As someone who loves watching YouTube videos of buildings being demolished, I couldn’t be more excited for tonight’s historic debate. It feels as though I’m a citizen of Pompeii who gets to watch a live feed of the lava before it rolls into the living room, with Wolf Blitzer offering commentary on the lethal ooze. And thanks to Donald Trump’s most recent scandal — the one about his attempts to seduce women by picking them up like bowling balls—we now approach this debate wondering if a viable presidential candidate of the United States is going to say “pussy” on live television!
And while Trump is totally fucked tonight, it doesn’t change my prevailing feeling about him. If you’ve ever been to an especially bad open mic night — the kind where people you feel obligated to follow on Twitter congregate in the back room of a dank bar at 6 p.m. on a Tuesday to yell the news at each other — you might’ve picked up on it, too.
A few years ago, I was at this type of “comedy night” at an overpriced Irish pub in downtown L.A., when the unthinkable happened: a non-comic walked in and sat down — we could tell he wasn’t a comedian, because he was wearing a sports jersey. This man was visibly drunk, swaying at his table and nodding his head. He then proceeded to heckle the shit out of every comic that got up onstage. Unintelligible shit that just derailed everything. He was so loud and unruly that the entire show became about him. Each comedian who got up on stage tried to take him down with a well-crafted zinger, and each comedian failed. This guy would just talk right over you.
On the rare occasion that someone got a word in on him, he wouldn’t even absorb it. There was no way you could go lower than the guy who made it his business to heckle a stage full of pathetic soft-bodied stand-ups. That’s when the host had a brilliant idea, and played to the heckler’s narcissism. “It seems like you really wanna talk, buddy. So come on, go on up there and talk.” He gave the man an offer he couldn’t refuse, a chance to be the real center of attention. Of course, the balance of power completely shifted. Now out of the safety of the crowd, he flopped around the stage like a dying fish. A heckler simply cannot ever become a comedian. It takes too much work, too much preparation.
To a degree, Hillary’s not-so-spectacular performance at the last debate could be chalked up to being confronted with such a belligerent amateur. If you’ve ever been in a fight with someone who has an IQ score 50 points lower than yours, whatever comebacks you can muster usually fall flat when confronted with such a staunch level of blustering stupidity.
What you will see tonight is what Trump has been all along: an amateur. Someone who can get a laugh out of Billy Bush and a round of applause from a crowd of people who believe that Michelle Obama is a man.

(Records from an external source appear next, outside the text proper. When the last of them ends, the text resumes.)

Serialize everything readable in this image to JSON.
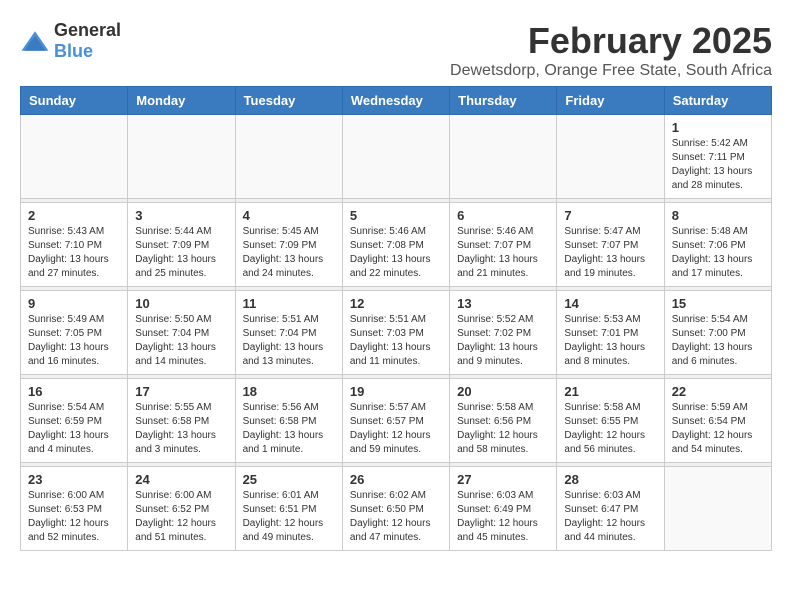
{
  "logo": {
    "general": "General",
    "blue": "Blue"
  },
  "title": "February 2025",
  "location": "Dewetsdorp, Orange Free State, South Africa",
  "days_of_week": [
    "Sunday",
    "Monday",
    "Tuesday",
    "Wednesday",
    "Thursday",
    "Friday",
    "Saturday"
  ],
  "weeks": [
    {
      "days": [
        {
          "number": "",
          "info": ""
        },
        {
          "number": "",
          "info": ""
        },
        {
          "number": "",
          "info": ""
        },
        {
          "number": "",
          "info": ""
        },
        {
          "number": "",
          "info": ""
        },
        {
          "number": "",
          "info": ""
        },
        {
          "number": "1",
          "info": "Sunrise: 5:42 AM\nSunset: 7:11 PM\nDaylight: 13 hours\nand 28 minutes."
        }
      ]
    },
    {
      "days": [
        {
          "number": "2",
          "info": "Sunrise: 5:43 AM\nSunset: 7:10 PM\nDaylight: 13 hours\nand 27 minutes."
        },
        {
          "number": "3",
          "info": "Sunrise: 5:44 AM\nSunset: 7:09 PM\nDaylight: 13 hours\nand 25 minutes."
        },
        {
          "number": "4",
          "info": "Sunrise: 5:45 AM\nSunset: 7:09 PM\nDaylight: 13 hours\nand 24 minutes."
        },
        {
          "number": "5",
          "info": "Sunrise: 5:46 AM\nSunset: 7:08 PM\nDaylight: 13 hours\nand 22 minutes."
        },
        {
          "number": "6",
          "info": "Sunrise: 5:46 AM\nSunset: 7:07 PM\nDaylight: 13 hours\nand 21 minutes."
        },
        {
          "number": "7",
          "info": "Sunrise: 5:47 AM\nSunset: 7:07 PM\nDaylight: 13 hours\nand 19 minutes."
        },
        {
          "number": "8",
          "info": "Sunrise: 5:48 AM\nSunset: 7:06 PM\nDaylight: 13 hours\nand 17 minutes."
        }
      ]
    },
    {
      "days": [
        {
          "number": "9",
          "info": "Sunrise: 5:49 AM\nSunset: 7:05 PM\nDaylight: 13 hours\nand 16 minutes."
        },
        {
          "number": "10",
          "info": "Sunrise: 5:50 AM\nSunset: 7:04 PM\nDaylight: 13 hours\nand 14 minutes."
        },
        {
          "number": "11",
          "info": "Sunrise: 5:51 AM\nSunset: 7:04 PM\nDaylight: 13 hours\nand 13 minutes."
        },
        {
          "number": "12",
          "info": "Sunrise: 5:51 AM\nSunset: 7:03 PM\nDaylight: 13 hours\nand 11 minutes."
        },
        {
          "number": "13",
          "info": "Sunrise: 5:52 AM\nSunset: 7:02 PM\nDaylight: 13 hours\nand 9 minutes."
        },
        {
          "number": "14",
          "info": "Sunrise: 5:53 AM\nSunset: 7:01 PM\nDaylight: 13 hours\nand 8 minutes."
        },
        {
          "number": "15",
          "info": "Sunrise: 5:54 AM\nSunset: 7:00 PM\nDaylight: 13 hours\nand 6 minutes."
        }
      ]
    },
    {
      "days": [
        {
          "number": "16",
          "info": "Sunrise: 5:54 AM\nSunset: 6:59 PM\nDaylight: 13 hours\nand 4 minutes."
        },
        {
          "number": "17",
          "info": "Sunrise: 5:55 AM\nSunset: 6:58 PM\nDaylight: 13 hours\nand 3 minutes."
        },
        {
          "number": "18",
          "info": "Sunrise: 5:56 AM\nSunset: 6:58 PM\nDaylight: 13 hours\nand 1 minute."
        },
        {
          "number": "19",
          "info": "Sunrise: 5:57 AM\nSunset: 6:57 PM\nDaylight: 12 hours\nand 59 minutes."
        },
        {
          "number": "20",
          "info": "Sunrise: 5:58 AM\nSunset: 6:56 PM\nDaylight: 12 hours\nand 58 minutes."
        },
        {
          "number": "21",
          "info": "Sunrise: 5:58 AM\nSunset: 6:55 PM\nDaylight: 12 hours\nand 56 minutes."
        },
        {
          "number": "22",
          "info": "Sunrise: 5:59 AM\nSunset: 6:54 PM\nDaylight: 12 hours\nand 54 minutes."
        }
      ]
    },
    {
      "days": [
        {
          "number": "23",
          "info": "Sunrise: 6:00 AM\nSunset: 6:53 PM\nDaylight: 12 hours\nand 52 minutes."
        },
        {
          "number": "24",
          "info": "Sunrise: 6:00 AM\nSunset: 6:52 PM\nDaylight: 12 hours\nand 51 minutes."
        },
        {
          "number": "25",
          "info": "Sunrise: 6:01 AM\nSunset: 6:51 PM\nDaylight: 12 hours\nand 49 minutes."
        },
        {
          "number": "26",
          "info": "Sunrise: 6:02 AM\nSunset: 6:50 PM\nDaylight: 12 hours\nand 47 minutes."
        },
        {
          "number": "27",
          "info": "Sunrise: 6:03 AM\nSunset: 6:49 PM\nDaylight: 12 hours\nand 45 minutes."
        },
        {
          "number": "28",
          "info": "Sunrise: 6:03 AM\nSunset: 6:47 PM\nDaylight: 12 hours\nand 44 minutes."
        },
        {
          "number": "",
          "info": ""
        }
      ]
    }
  ]
}
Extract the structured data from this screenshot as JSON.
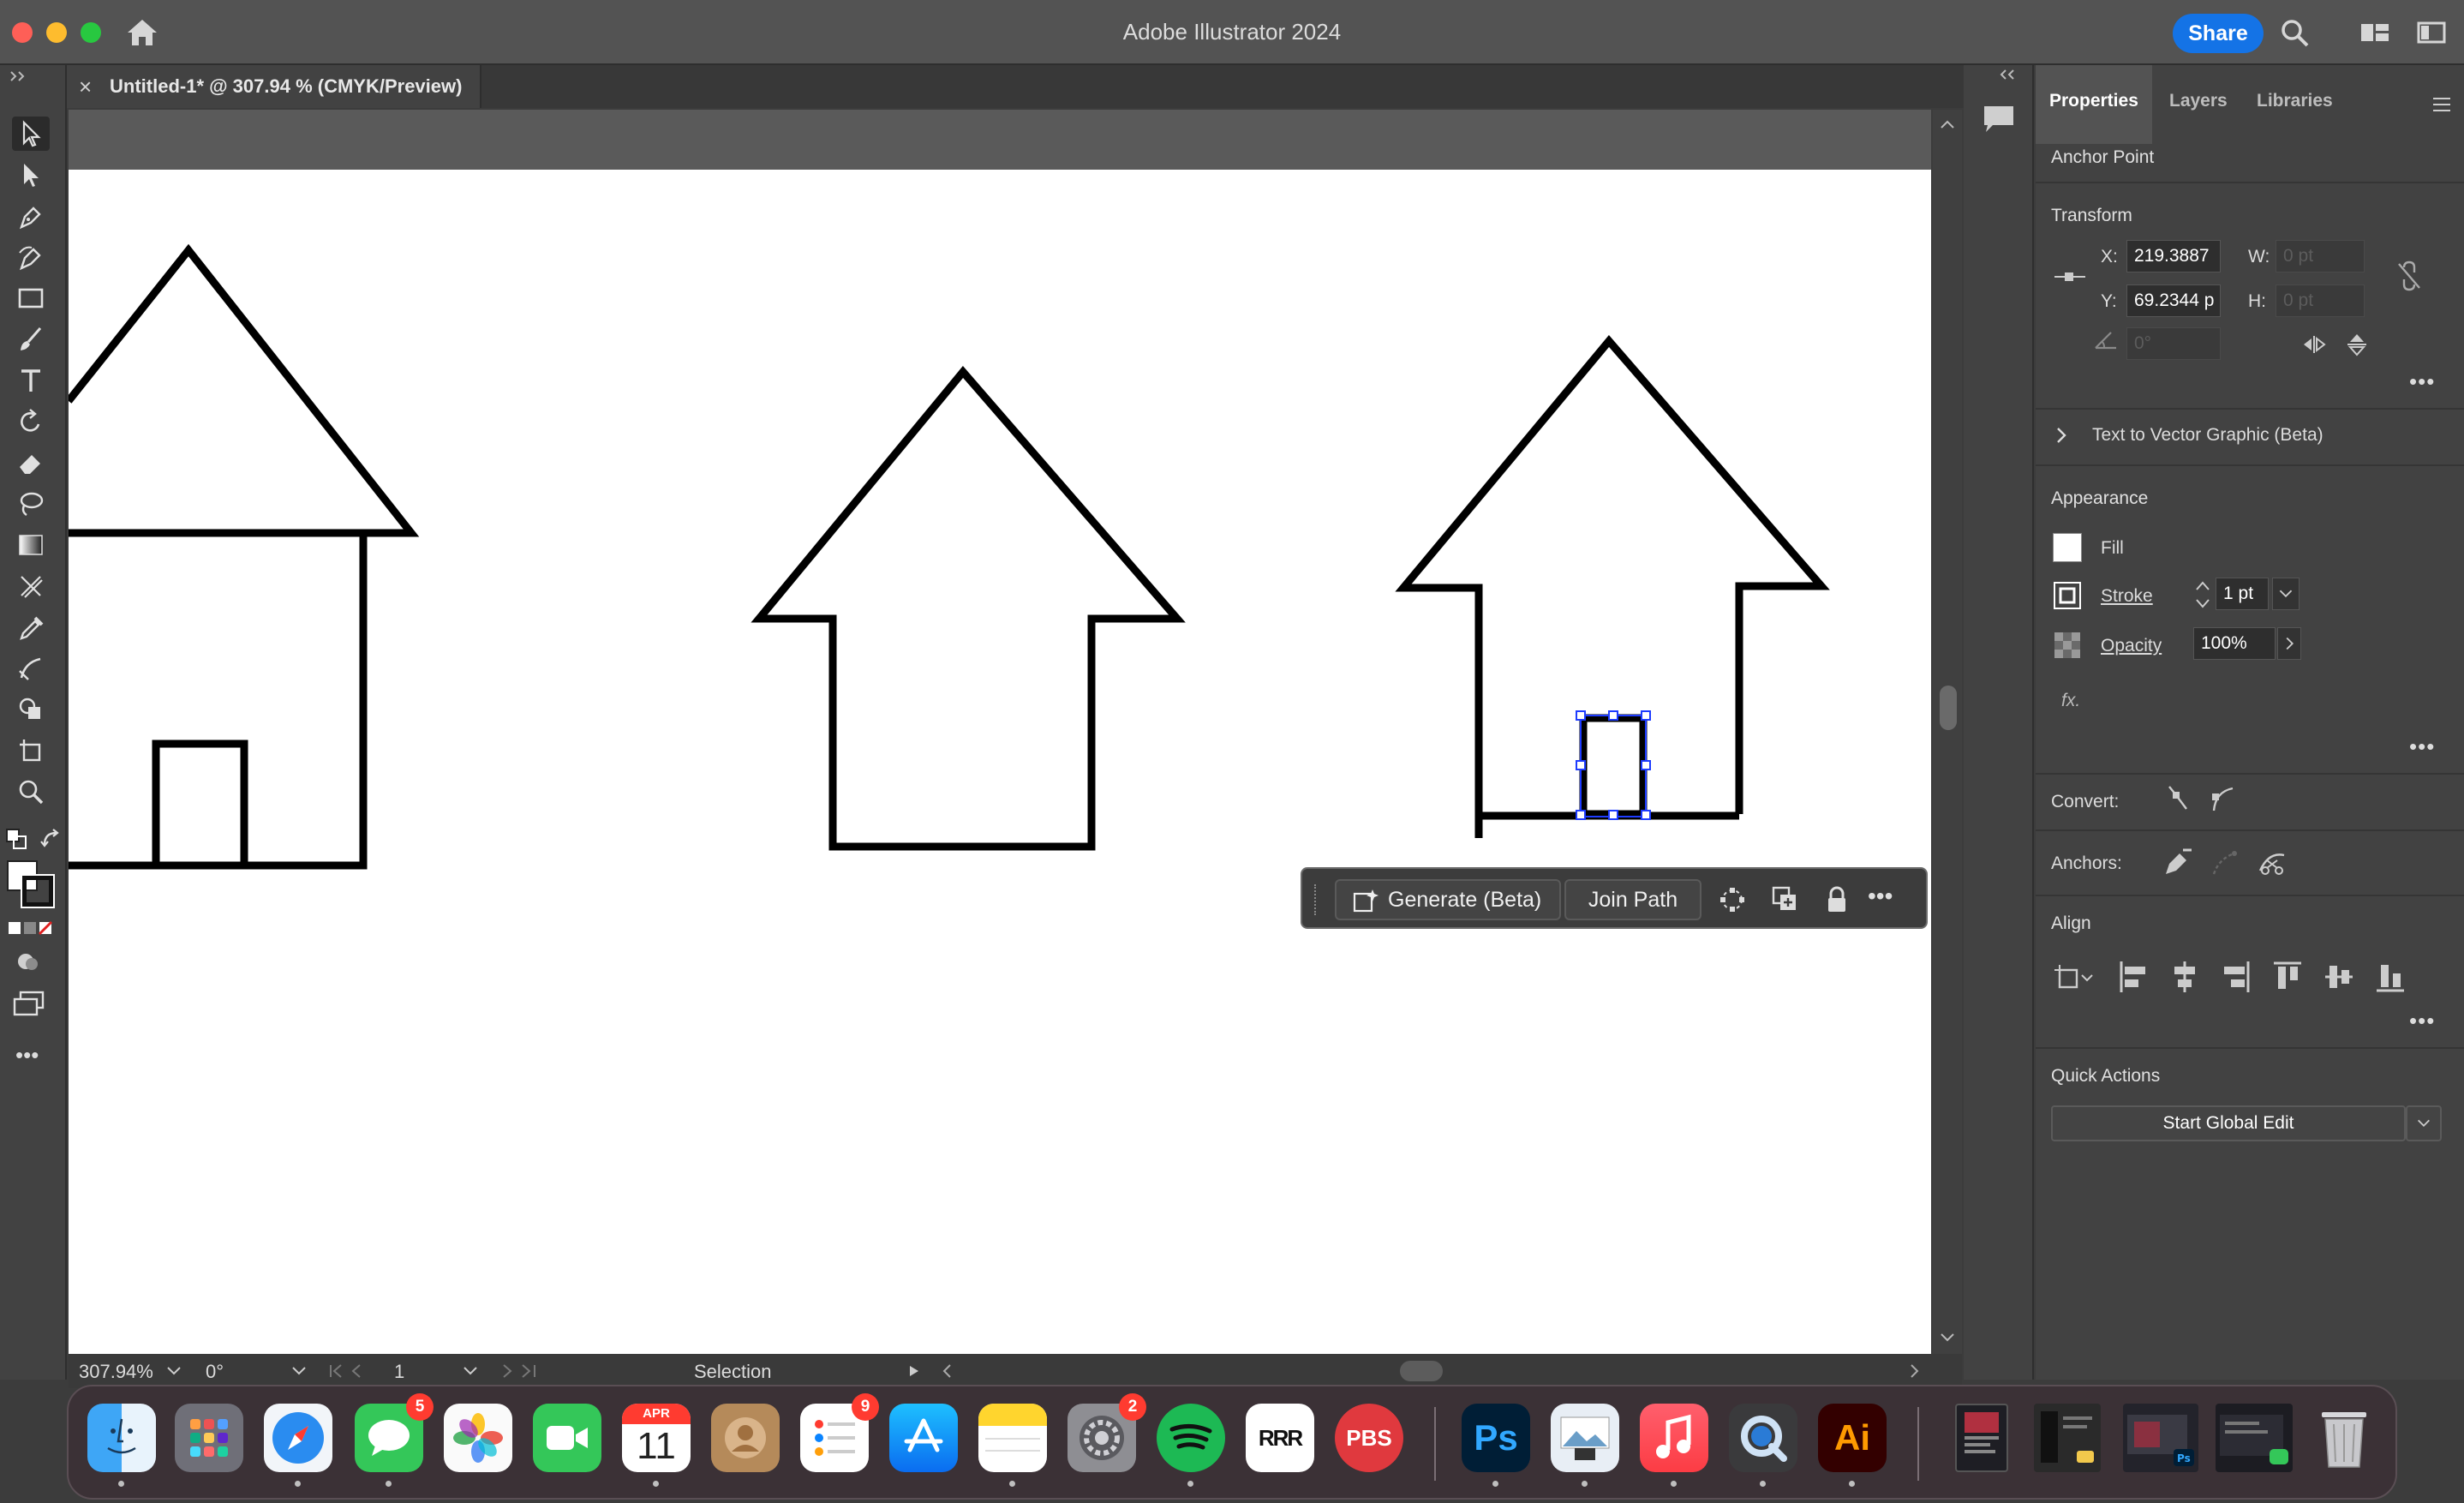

But also someone who is incapable of proving himself to a majority of voting Americans that he’s anything other than a very rich heckler. He heckled his way through the primaries from the safety of the crowd to great effect. In fact, we actually owe him a debt of gratitude for his thorough steamrolling of an entire generation of GOP candidates.
But once that spotlight narrowed, and it was only him, it was over. We will still watch tonight, because we love a great show, but it’s over. When you see him flail up there on that stage, you’re watching something that every comedian in this country’s seen countless times. You’re watching an amateur bomb.